Pope John Paul II devoted part of his annual Easter message to call on the Palestinians and other ethnic groups to use dialogue, nor arms, in their quest for self-determination.
He also recalled the victims of the Holocaust, making a reference to the Auschwitz death camp within the context of mentioning this year’s 50th anniversary commemorations of the end of World War II.
“To those who await, in suffering, the recognition of their deepest aspirations, such as Palestinians, the Kurds or, among others, the native people of Latin America, the church proposes dialogue as the only path able to promote just and fair solutions,” the pope said in his “To the City and the World” message Easter Sunday.
The Vatican established relations with Israel 15 months ago.

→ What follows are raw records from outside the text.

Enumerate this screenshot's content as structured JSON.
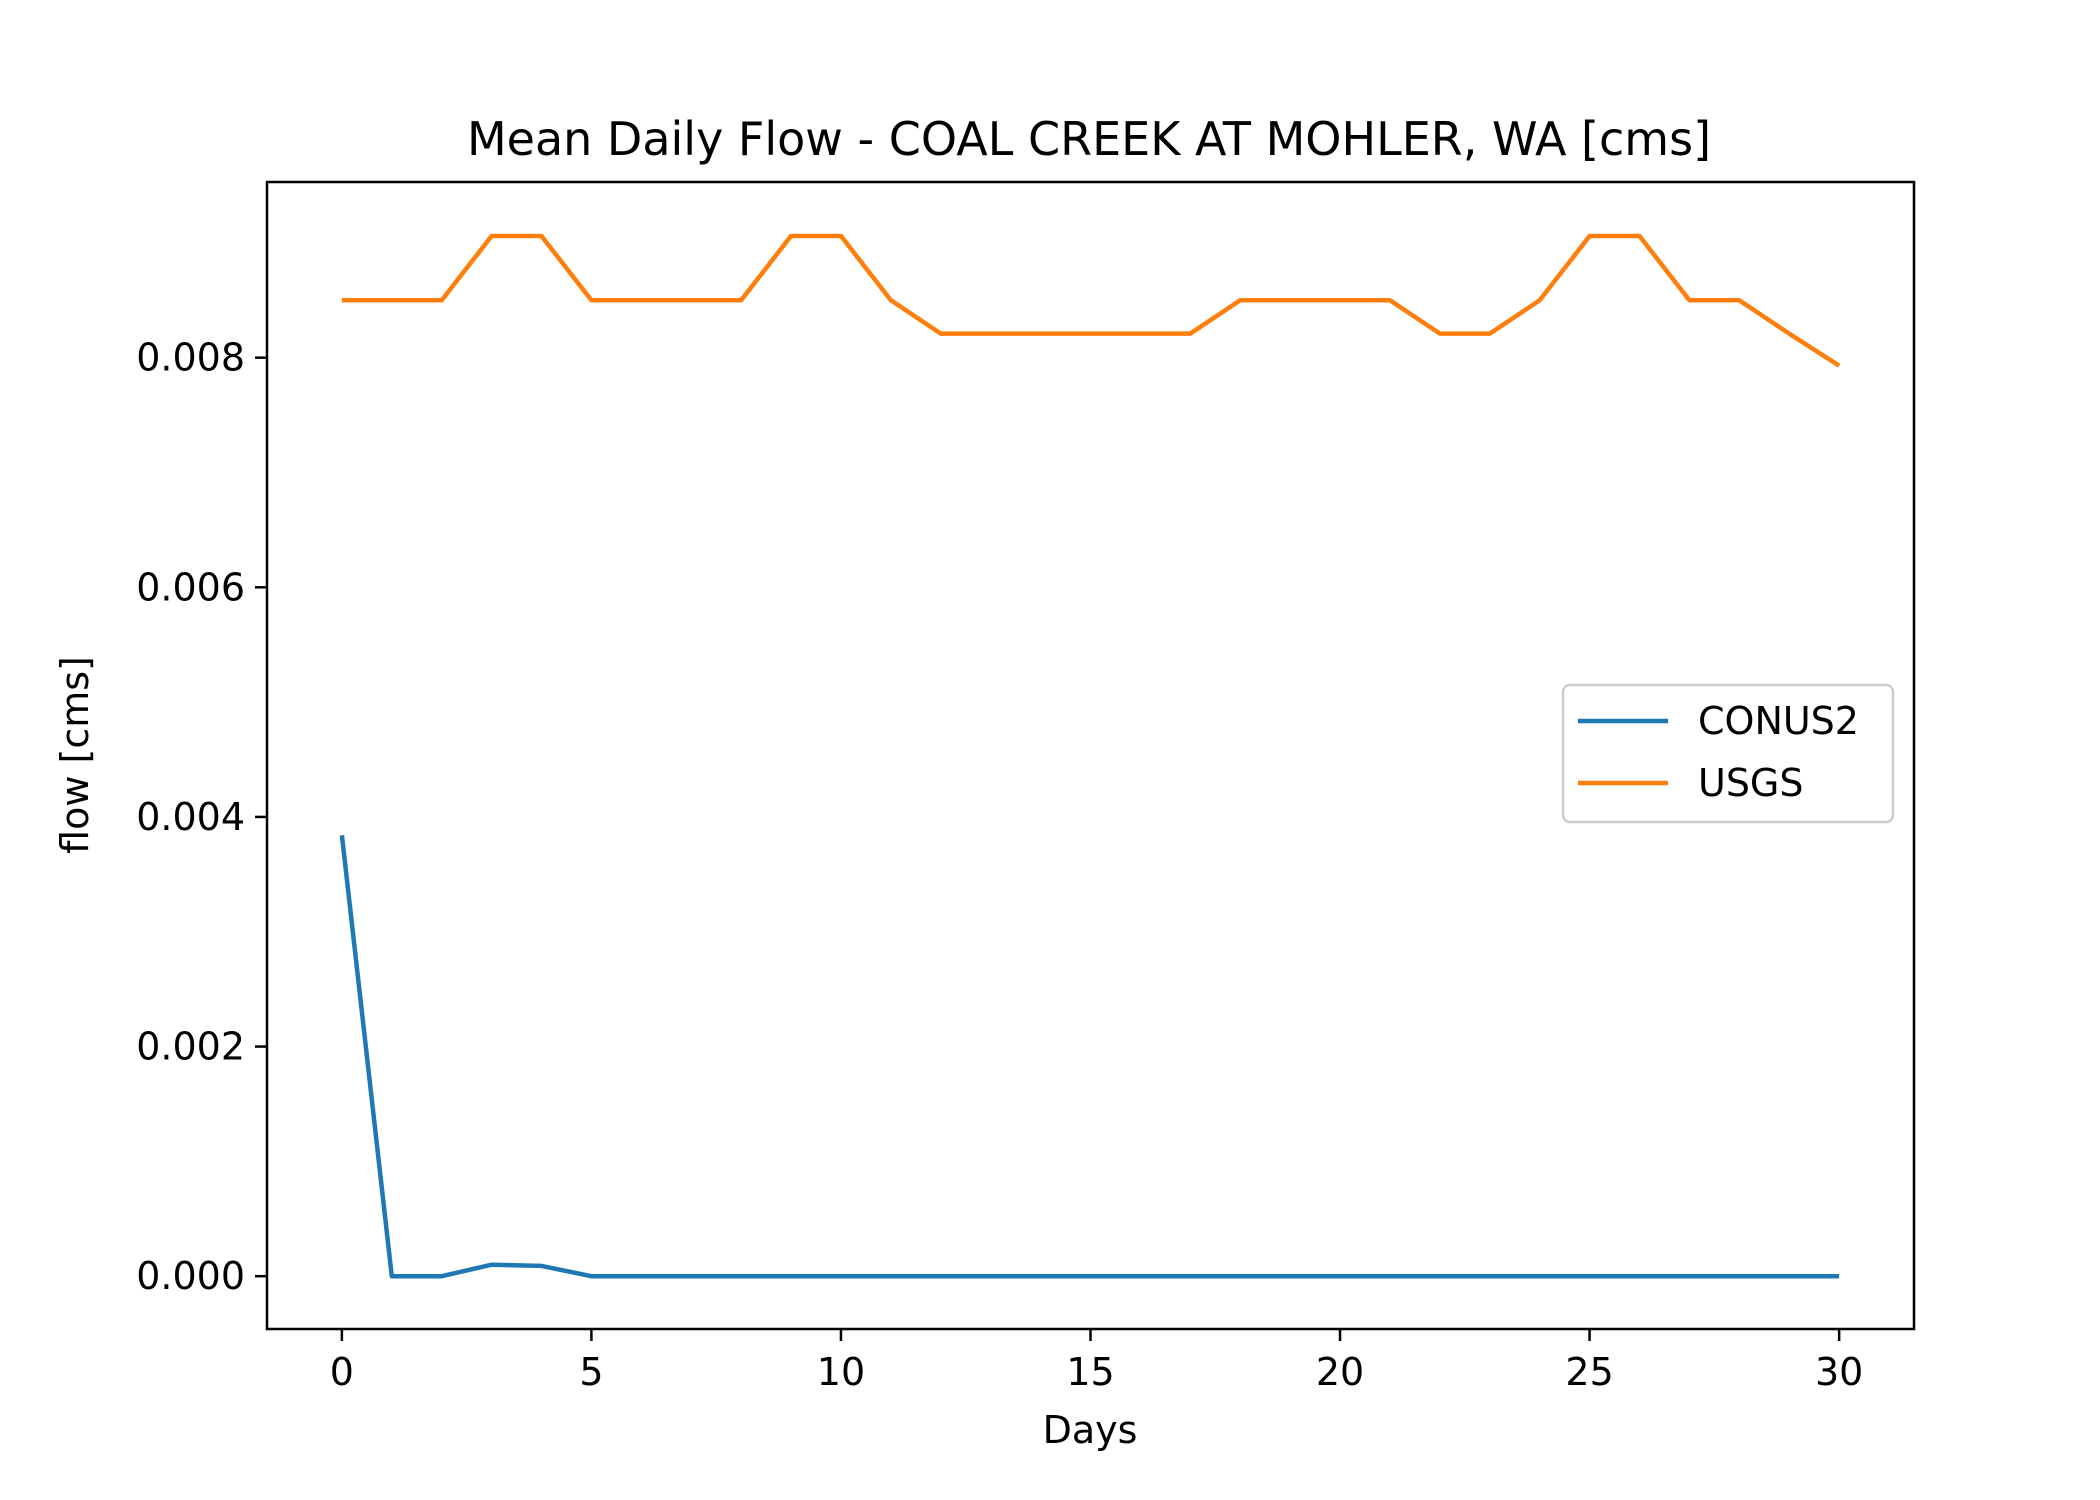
{
  "chart_data": {
    "type": "line",
    "title": "Mean Daily Flow - COAL CREEK AT MOHLER, WA [cms]",
    "xlabel": "Days",
    "ylabel": "flow [cms]",
    "xlim": [
      -1.5,
      31.5
    ],
    "ylim": [
      -0.00046,
      0.00953
    ],
    "x_ticks": [
      0,
      5,
      10,
      15,
      20,
      25,
      30
    ],
    "y_ticks": [
      0.0,
      0.002,
      0.004,
      0.006,
      0.008
    ],
    "x_tick_labels": [
      "0",
      "5",
      "10",
      "15",
      "20",
      "25",
      "30"
    ],
    "y_tick_labels": [
      "0.000",
      "0.002",
      "0.004",
      "0.006",
      "0.008"
    ],
    "grid": false,
    "legend_position": "center-right",
    "x": [
      0,
      1,
      2,
      3,
      4,
      5,
      6,
      7,
      8,
      9,
      10,
      11,
      12,
      13,
      14,
      15,
      16,
      17,
      18,
      19,
      20,
      21,
      22,
      23,
      24,
      25,
      26,
      27,
      28,
      29,
      30
    ],
    "series": [
      {
        "name": "CONUS2",
        "color": "#1f77b4",
        "values": [
          0.00384,
          0.0,
          0.0,
          0.0001,
          9e-05,
          0.0,
          0.0,
          0.0,
          0.0,
          0.0,
          0.0,
          0.0,
          0.0,
          0.0,
          0.0,
          0.0,
          0.0,
          0.0,
          0.0,
          0.0,
          0.0,
          0.0,
          0.0,
          0.0,
          0.0,
          0.0,
          0.0,
          0.0,
          0.0,
          0.0,
          0.0
        ]
      },
      {
        "name": "USGS",
        "color": "#ff7f0e",
        "values": [
          0.0085,
          0.0085,
          0.0085,
          0.00906,
          0.00906,
          0.0085,
          0.0085,
          0.0085,
          0.0085,
          0.00906,
          0.00906,
          0.0085,
          0.00821,
          0.00821,
          0.00821,
          0.00821,
          0.00821,
          0.00821,
          0.0085,
          0.0085,
          0.0085,
          0.0085,
          0.00821,
          0.00821,
          0.0085,
          0.00906,
          0.00906,
          0.0085,
          0.0085,
          0.00821,
          0.00793
        ]
      }
    ]
  }
}
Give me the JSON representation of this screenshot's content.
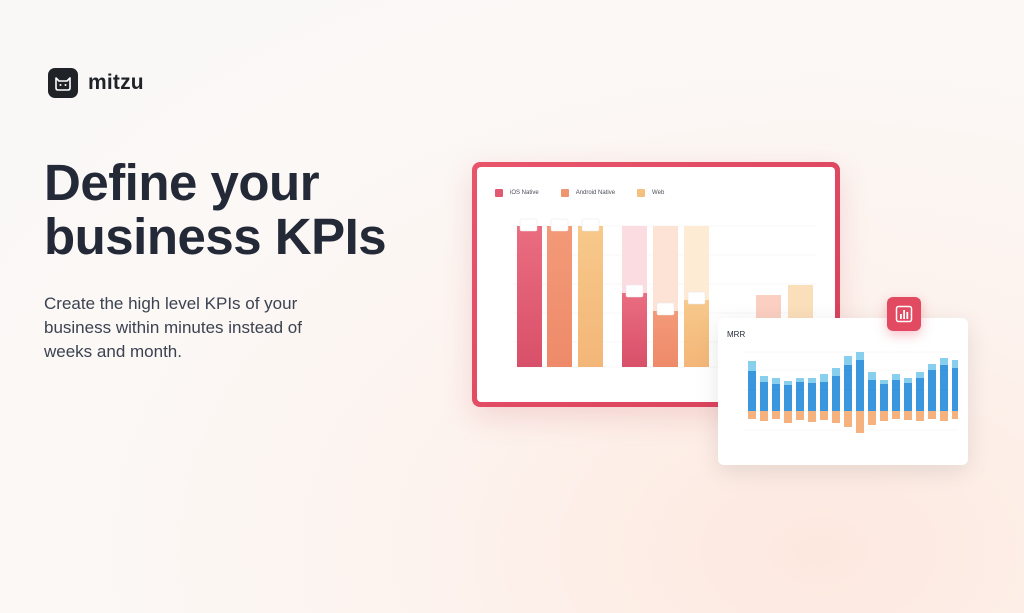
{
  "brand": {
    "name": "mitzu"
  },
  "hero": {
    "headline_line1": "Define your",
    "headline_line2": "business KPIs",
    "subtext": "Create the high level KPIs of your business within minutes instead of weeks and month."
  },
  "colors": {
    "ios": "#e15a72",
    "android": "#f0936f",
    "web": "#f5c07f",
    "accent": "#e14a60",
    "mrr_positive": "#3b97dd",
    "mrr_positive_light": "#88cfee",
    "mrr_negative": "#f5b27e"
  },
  "funnel_card": {
    "legend": [
      "iOS Native",
      "Android Native",
      "Web"
    ]
  },
  "mrr_card": {
    "title": "MRR"
  },
  "icons": {
    "logo": "cat-icon",
    "badge": "bar-chart-icon"
  }
}
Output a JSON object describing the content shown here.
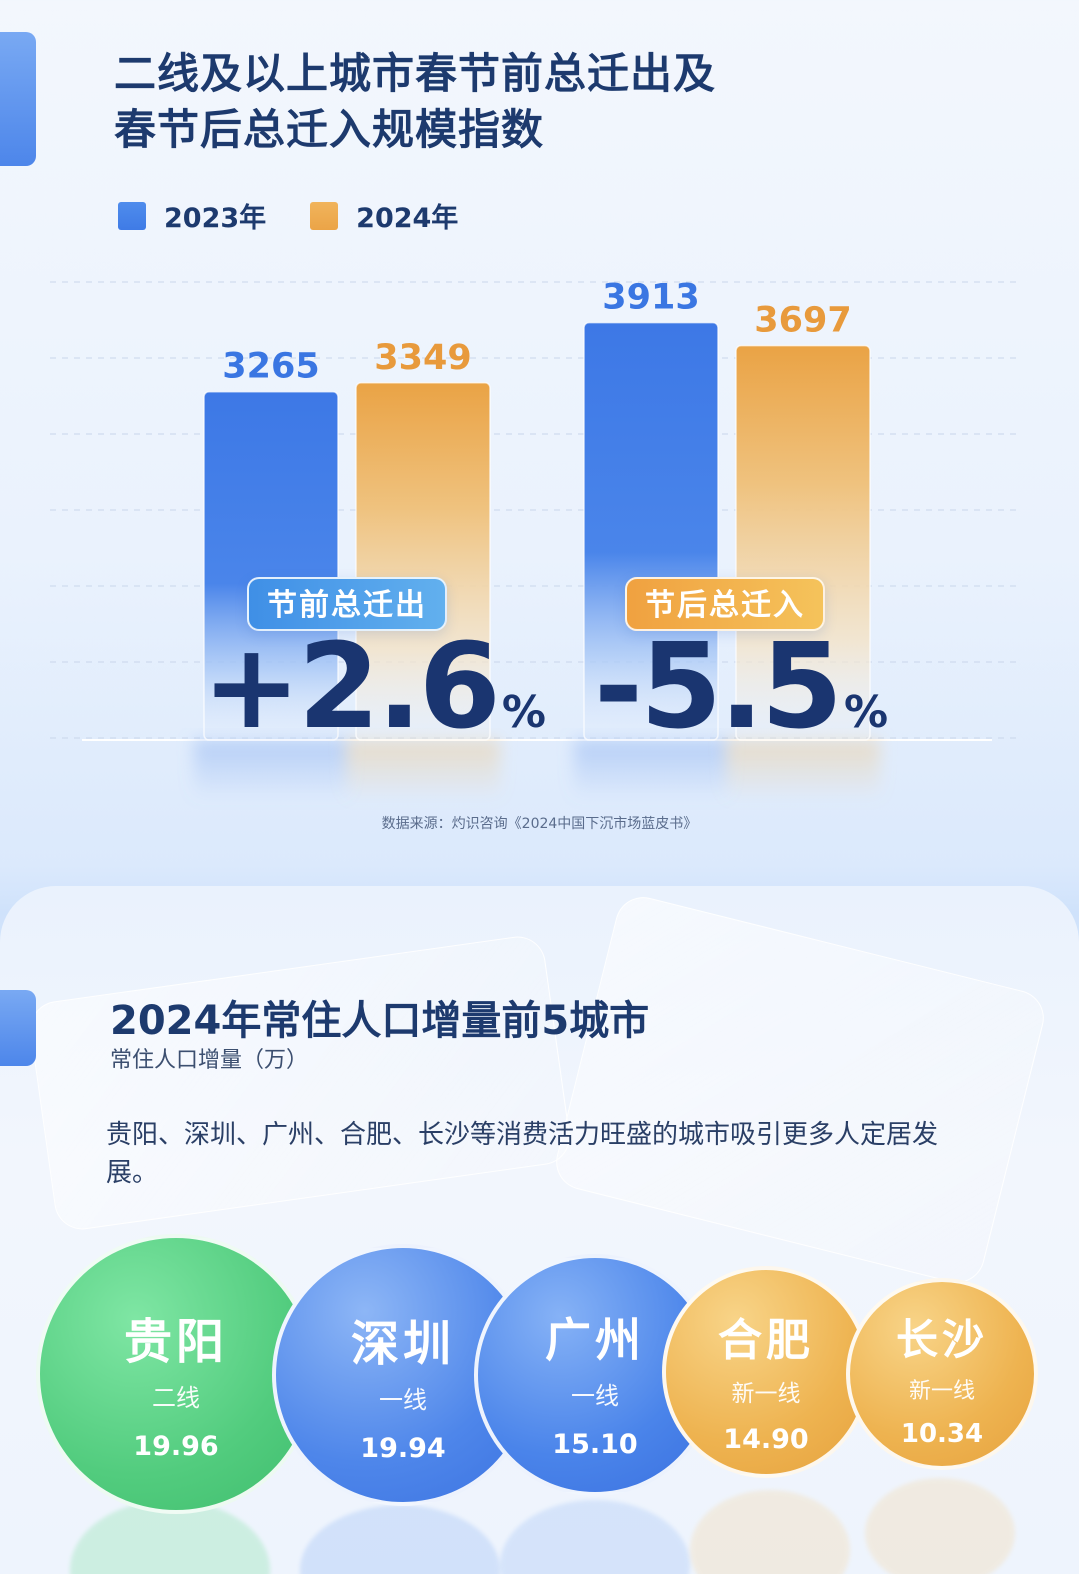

It has long supported a Palestinian homeland.
But the Vatican has strongly condemned terror attacks by Islamic fundamentalist groups that have resulted in the deaths of scores of israelis during the past year.
During his Good Friday re-enactment of the Stations of the Cross at Rome’s ancient Colosseum, the pope recited a prayer he wrote about “the victims of fratricidal wars: Bosnia, Chechnya, Rwanda, Burundi, the Middle East, Somalia.”
In the prayer he also spoke of “the tragic anniversaries” that are being commemorated this year: “of Auschwitz, horrid extermination camp; of Dresden, razed to the ground; of Hiroshima, city of appalling slaughter.”
The Stations of the Cross ceremony, which recalls the route Jesus took on the day of his crucifixion, was deliberately ecumenical in character, with two Protestant nuns and a Russian Orthodox priest also taking part.
One of the nuns, Minke de Vries of Holland, wrote a meditation for the service in which she urged the pope and his faithful to ask forgiveness from God for having “rejected the Jewish people” and “sneered at them even in the liturgy.”